Chocolate without a dark side.

By Jorge Rivas, Senior Manager Forest and Freshwater WWF-Ecuador.

WWF
WWF
Jul 7 · 3 min read
© Alejandro Janeta / WWF-Ecuador.

The rich full-bodied taste of chocolate make them a popular sweet treat among young and old. Known for its high antioxidant content, chocolate was considered a gift from gods in ancient Mayan culture and was used as a form of currency. In the present day, chocolate’s popularity hasn’t waned with global cocoa production going up fourfold since 1960. This has been directly at the expense of native forests in West Africa, Indonesia and Latin America.

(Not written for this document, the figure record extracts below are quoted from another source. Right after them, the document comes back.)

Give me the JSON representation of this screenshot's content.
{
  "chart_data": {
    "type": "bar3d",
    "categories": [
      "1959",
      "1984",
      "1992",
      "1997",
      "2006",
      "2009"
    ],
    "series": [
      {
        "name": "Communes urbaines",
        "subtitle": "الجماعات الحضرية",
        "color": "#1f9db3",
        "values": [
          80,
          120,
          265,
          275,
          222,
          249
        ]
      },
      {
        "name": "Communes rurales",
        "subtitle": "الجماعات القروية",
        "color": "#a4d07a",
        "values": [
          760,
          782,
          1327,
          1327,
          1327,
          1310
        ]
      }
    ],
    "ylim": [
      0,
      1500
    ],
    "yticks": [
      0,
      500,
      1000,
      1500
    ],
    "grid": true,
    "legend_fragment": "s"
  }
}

Over the past year, deforestation has become a hot topic in the cocoa sector. Deforestation has been attributed to corporate disinterest in the environmental effects of their supply of cheap cocoa, and poor governance and management within designated protected areas. However, the demand for cocoa need not fuel any further deforestation if supported by responsible production that protects and restores forests.

© Alejandro Janeta / WWF-Ecuador.

Amazon’s Indigenous communities in Cuyabeno heavily depend on cacao production for their livelihoods. WWF supports these communities in the development and improvement of the crops using agroforestry systems which controls soil erosion and reduces water loss and depletion of organic matter and nutrients from the soil. This way, cacao grows under the shadow of native trees, which prevents deforestation and produces a bean with exceptional aroma and flavour.

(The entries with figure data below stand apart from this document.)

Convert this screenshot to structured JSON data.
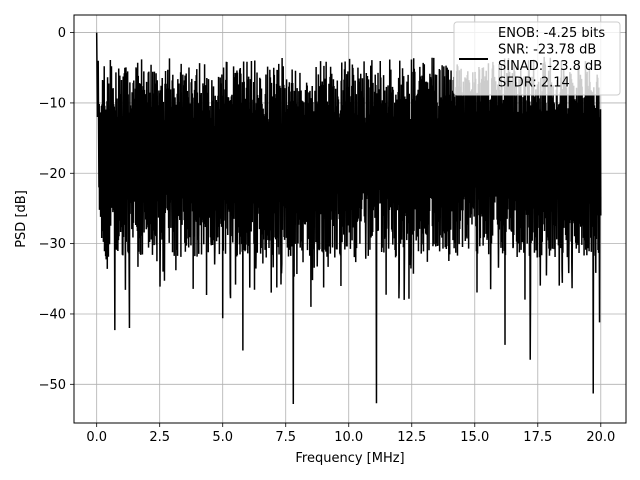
{
  "chart_data": {
    "type": "line",
    "title": "",
    "xlabel": "Frequency [MHz]",
    "ylabel": "PSD [dB]",
    "xlim": [
      -0.9,
      21.0
    ],
    "ylim": [
      -55.5,
      2.5
    ],
    "x_ticks": [
      0.0,
      2.5,
      5.0,
      7.5,
      10.0,
      12.5,
      15.0,
      17.5,
      20.0
    ],
    "x_tick_labels": [
      "0.0",
      "2.5",
      "5.0",
      "7.5",
      "10.0",
      "12.5",
      "15.0",
      "17.5",
      "20.0"
    ],
    "y_ticks": [
      0,
      -10,
      -20,
      -30,
      -40,
      -50
    ],
    "y_tick_labels": [
      "0",
      "−10",
      "−20",
      "−30",
      "−40",
      "−50"
    ],
    "grid": true,
    "legend_position": "top-right",
    "series": [
      {
        "color": "#000000",
        "x_range": [
          0.0,
          20.0
        ],
        "noise_band": [
          -30,
          -5
        ],
        "peak": {
          "x": 0.0,
          "y": 0.0
        },
        "dips": [
          {
            "x": 0.72,
            "y": -42.3
          },
          {
            "x": 1.3,
            "y": -42.0
          },
          {
            "x": 5.0,
            "y": -40.6
          },
          {
            "x": 5.8,
            "y": -45.2
          },
          {
            "x": 7.8,
            "y": -52.8
          },
          {
            "x": 8.5,
            "y": -39.0
          },
          {
            "x": 11.1,
            "y": -52.7
          },
          {
            "x": 12.2,
            "y": -38.0
          },
          {
            "x": 16.2,
            "y": -44.4
          },
          {
            "x": 17.2,
            "y": -46.5
          },
          {
            "x": 19.7,
            "y": -51.3
          },
          {
            "x": 19.95,
            "y": -41.2
          }
        ]
      }
    ],
    "legend": [
      "ENOB: -4.25 bits",
      "SNR: -23.78 dB",
      "SINAD: -23.8 dB",
      "SFDR: 2.14"
    ]
  }
}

WWF Ecuador with cooperation from WWF Belgium has been working since 2012 with indigenous communities of the Cuyabeno Reserve on various conservation issues, helping them manage their natural resources and empowering the local organizations. In 2014, we began working with the Kichwa indigenous community of Zancudo Cocha (an area that spans over 172,000 ha), to improve their cocoa production and marketing methodologies. Within this community, 21 families produce high-quality cocoa, whilst incorporating sustainable cocoa production methods within their traditional farming practices.

© Alejandro Janeta / WWF-Ecuador.

Since 2018, the project has expanded to support 3 nearby indigenous communities within the Cuyabeno Reserve. Currently, we are working for improvement of the complete value chain with 21 families of the indigenous Cofanes of Zábalo; 36 indigenous Shuar families from Taikiwua and Charap communities.

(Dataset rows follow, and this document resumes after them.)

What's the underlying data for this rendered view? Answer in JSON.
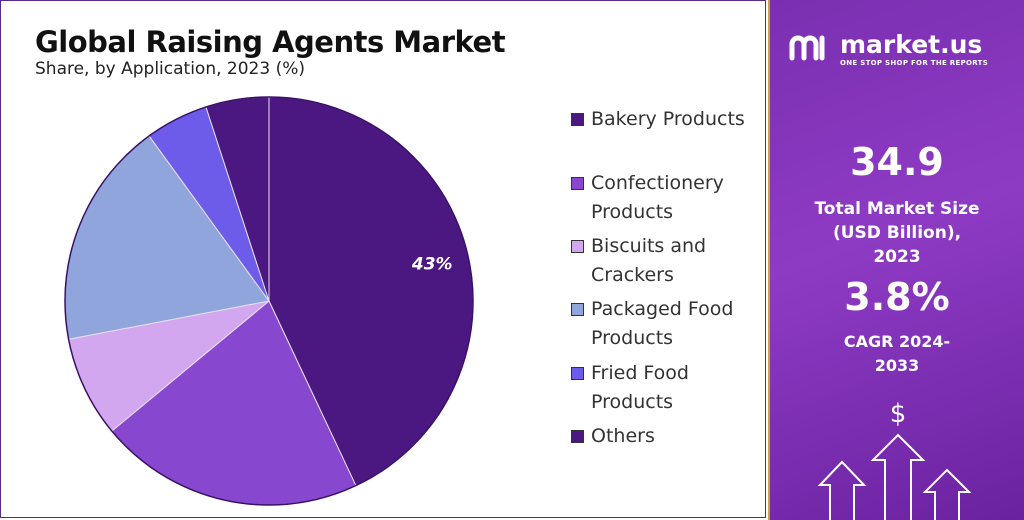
{
  "chart_data": {
    "type": "pie",
    "title": "Global Raising Agents Market",
    "subtitle": "Share, by Application, 2023 (%)",
    "categories": [
      "Bakery Products",
      "Confectionery Products",
      "Biscuits and Crackers",
      "Packaged Food Products",
      "Fried Food Products",
      "Others"
    ],
    "values": [
      43,
      21,
      8,
      18,
      5,
      5
    ],
    "value_labels": [
      "43%",
      null,
      null,
      null,
      null,
      null
    ],
    "colors": [
      "#4b1780",
      "#8748cf",
      "#d3a7ef",
      "#8fa5dc",
      "#6c5ce9",
      "#4b1780"
    ],
    "legend": "right"
  },
  "panel": {
    "brand": "market.us",
    "tagline": "ONE STOP SHOP FOR THE REPORTS",
    "market_size": "34.9",
    "market_size_label": "Total Market Size (USD Billion), 2023",
    "cagr": "3.8%",
    "cagr_label": "CAGR 2024-2033",
    "icon": "$"
  }
}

In order to improve the cocoa supply chain and increase the prices of the cocoa beans by these traditional communities, we established an alliance with a well-known Ecuadorian premium chocolate production company, Pacari in 2018. Pacari is an Ecuadorian Enterprise, who works with 3,500 families of small-scale farmers in Ecuador, through direct commerce. Pacari buys the cocoa beans from these communities, offering the producers a commercial relationship, with fair and on-time payments. Pacari buys the cocoa beans from Zancudo Cocha community and pays an additional 60% of its local average value. In 2019, Pacari and WWF supported the community of Zancudo Cocha to obtain organic certification, which was funded by Pacari.

© Alejandro Janeta / WWF-Ecuador.

WWF and Pacari share similar principles and values and are working for an Ecuador that is sustainable both for its people and its biodiversity. All the while, producing some of the world’s finest chocolate and chocolate products, with a unique aroma and flavours.